Uta Hagen taught master classes at the Herbert Berghof Studio in New York from 1947 until her death in 2004.
Uta Hagen (left) as Desdemona in Othello
What is the Uta Hagen Technique?
Uta Hagen developed an acting technique that built on Stanislavsky’s System which encouraged actors to behave realistically in imaginary circumstances.
She was inspired and driven by her own need to rehearse and develop her acting craft in a physically immersive and behavioural way but that also allowed her to work on her own without having to be in a rehearsal room or classroom.
The result was a series of world renowned acting exercises known as The Uta Hagen Technique.
I came on the idea of working by myself at home to devise corrective exercises for all of the problems I was having by exploring personal behavior under a variety of circumstances.
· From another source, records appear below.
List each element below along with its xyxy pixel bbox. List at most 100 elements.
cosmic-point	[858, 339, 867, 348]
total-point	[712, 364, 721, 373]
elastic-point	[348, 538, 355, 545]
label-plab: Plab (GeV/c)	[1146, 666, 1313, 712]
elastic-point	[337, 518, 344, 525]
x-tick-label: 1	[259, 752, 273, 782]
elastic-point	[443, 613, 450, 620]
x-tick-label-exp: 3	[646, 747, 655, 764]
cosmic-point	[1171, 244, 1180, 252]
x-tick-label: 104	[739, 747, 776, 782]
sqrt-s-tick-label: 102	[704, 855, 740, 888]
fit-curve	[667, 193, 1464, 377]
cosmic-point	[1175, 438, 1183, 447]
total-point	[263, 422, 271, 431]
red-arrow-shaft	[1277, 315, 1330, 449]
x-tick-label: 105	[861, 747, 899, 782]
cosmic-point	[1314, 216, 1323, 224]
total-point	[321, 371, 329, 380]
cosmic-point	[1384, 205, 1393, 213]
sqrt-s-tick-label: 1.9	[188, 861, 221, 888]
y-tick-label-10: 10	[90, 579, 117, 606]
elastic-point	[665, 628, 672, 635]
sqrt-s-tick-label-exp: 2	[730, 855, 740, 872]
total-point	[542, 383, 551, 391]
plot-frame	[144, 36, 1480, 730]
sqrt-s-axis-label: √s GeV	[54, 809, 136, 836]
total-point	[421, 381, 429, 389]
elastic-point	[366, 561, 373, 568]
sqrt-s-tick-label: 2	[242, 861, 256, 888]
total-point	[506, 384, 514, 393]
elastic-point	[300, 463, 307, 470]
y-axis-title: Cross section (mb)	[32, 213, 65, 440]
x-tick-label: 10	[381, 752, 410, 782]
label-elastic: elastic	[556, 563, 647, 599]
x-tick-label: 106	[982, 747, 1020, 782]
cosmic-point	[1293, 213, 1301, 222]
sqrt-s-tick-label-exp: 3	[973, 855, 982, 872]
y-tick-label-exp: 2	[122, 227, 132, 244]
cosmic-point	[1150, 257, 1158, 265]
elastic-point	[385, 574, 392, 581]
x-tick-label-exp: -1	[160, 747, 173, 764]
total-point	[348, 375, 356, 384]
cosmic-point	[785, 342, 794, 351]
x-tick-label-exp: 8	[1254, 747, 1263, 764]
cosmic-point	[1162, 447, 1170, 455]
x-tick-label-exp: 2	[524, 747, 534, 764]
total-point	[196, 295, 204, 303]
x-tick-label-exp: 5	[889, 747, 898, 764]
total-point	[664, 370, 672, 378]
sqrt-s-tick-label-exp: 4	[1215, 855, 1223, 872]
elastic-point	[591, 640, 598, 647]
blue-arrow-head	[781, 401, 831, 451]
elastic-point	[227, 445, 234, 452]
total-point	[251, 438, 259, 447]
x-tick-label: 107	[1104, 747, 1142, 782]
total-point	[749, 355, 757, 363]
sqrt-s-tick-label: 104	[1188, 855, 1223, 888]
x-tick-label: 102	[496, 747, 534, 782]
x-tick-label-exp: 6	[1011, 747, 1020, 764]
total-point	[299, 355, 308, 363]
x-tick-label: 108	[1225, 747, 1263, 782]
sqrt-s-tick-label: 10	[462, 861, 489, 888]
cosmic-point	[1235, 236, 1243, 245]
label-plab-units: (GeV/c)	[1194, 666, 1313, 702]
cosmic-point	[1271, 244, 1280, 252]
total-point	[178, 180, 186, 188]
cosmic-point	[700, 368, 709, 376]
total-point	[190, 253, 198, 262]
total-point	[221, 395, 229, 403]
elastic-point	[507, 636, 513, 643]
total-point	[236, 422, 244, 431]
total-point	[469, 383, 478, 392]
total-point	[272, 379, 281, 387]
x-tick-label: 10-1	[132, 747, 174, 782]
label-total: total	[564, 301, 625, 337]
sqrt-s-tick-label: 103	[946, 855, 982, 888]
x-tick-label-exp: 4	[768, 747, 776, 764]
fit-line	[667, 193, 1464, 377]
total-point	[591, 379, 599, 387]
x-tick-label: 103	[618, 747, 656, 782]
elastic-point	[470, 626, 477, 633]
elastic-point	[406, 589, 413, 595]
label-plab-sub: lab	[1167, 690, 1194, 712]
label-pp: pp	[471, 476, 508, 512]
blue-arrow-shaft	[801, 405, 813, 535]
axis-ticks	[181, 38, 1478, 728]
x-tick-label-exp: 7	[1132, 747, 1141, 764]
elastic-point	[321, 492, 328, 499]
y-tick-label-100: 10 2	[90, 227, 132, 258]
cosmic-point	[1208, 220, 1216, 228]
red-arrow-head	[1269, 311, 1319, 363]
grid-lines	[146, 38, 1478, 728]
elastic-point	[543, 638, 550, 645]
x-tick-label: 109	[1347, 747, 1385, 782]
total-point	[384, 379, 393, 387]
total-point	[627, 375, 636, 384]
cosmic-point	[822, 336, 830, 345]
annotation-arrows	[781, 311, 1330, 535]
In order to lay down guidelines and give a form to the exercises, I decided first to define and then to re-create two seemingly routine minutes of life when alone at home, two minutes spent in the execution of a simple task in pursuit of normal objective.
Why use the Uta Hagen technique?
Uta Hagen is a favorite among actors (and wannabe actors) for lots of reasons: –
- It is a step by step, practical approach that is easily understood with exercises being tackled in bite sized chunks that build on each other.
- The technique is self – sufficient so you can rehearse on your own, at home, in your office, in the park, at the beach or wherever.
- Quantifiable, measurable results as you move through the exercises and begin to layer them on top of each other.
- Her approach stresses the habits of self-assessment and reflection which are essential for all actors. You will never again be “bored” waiting for a bus/train/friend.
- Practical, useful and immediately applicable for actors at any phase in their career.
- Provides a way for you to keep continuity in your work, a way to get or stay “acting fit” whether you are actively employed as an actor right now or not.
- Offers a methodical and deep way to prepare for any role, keeping it alive and fluid and open, be that for an audition, in advance of formal rehearsals for a theatre project or indeed in advance of a film/tv shoot where typically there is little or no rehearsal at all and the actor needs to arrive “ready to go”.
- Given the current circumstances that humanity in general and the acting community in particular is experiencing, with so much work cancelled and interrupted, Uta Hagen’s exercises provide an oasis of grounded and embodied physical solo practice that you can do anytime anywhere.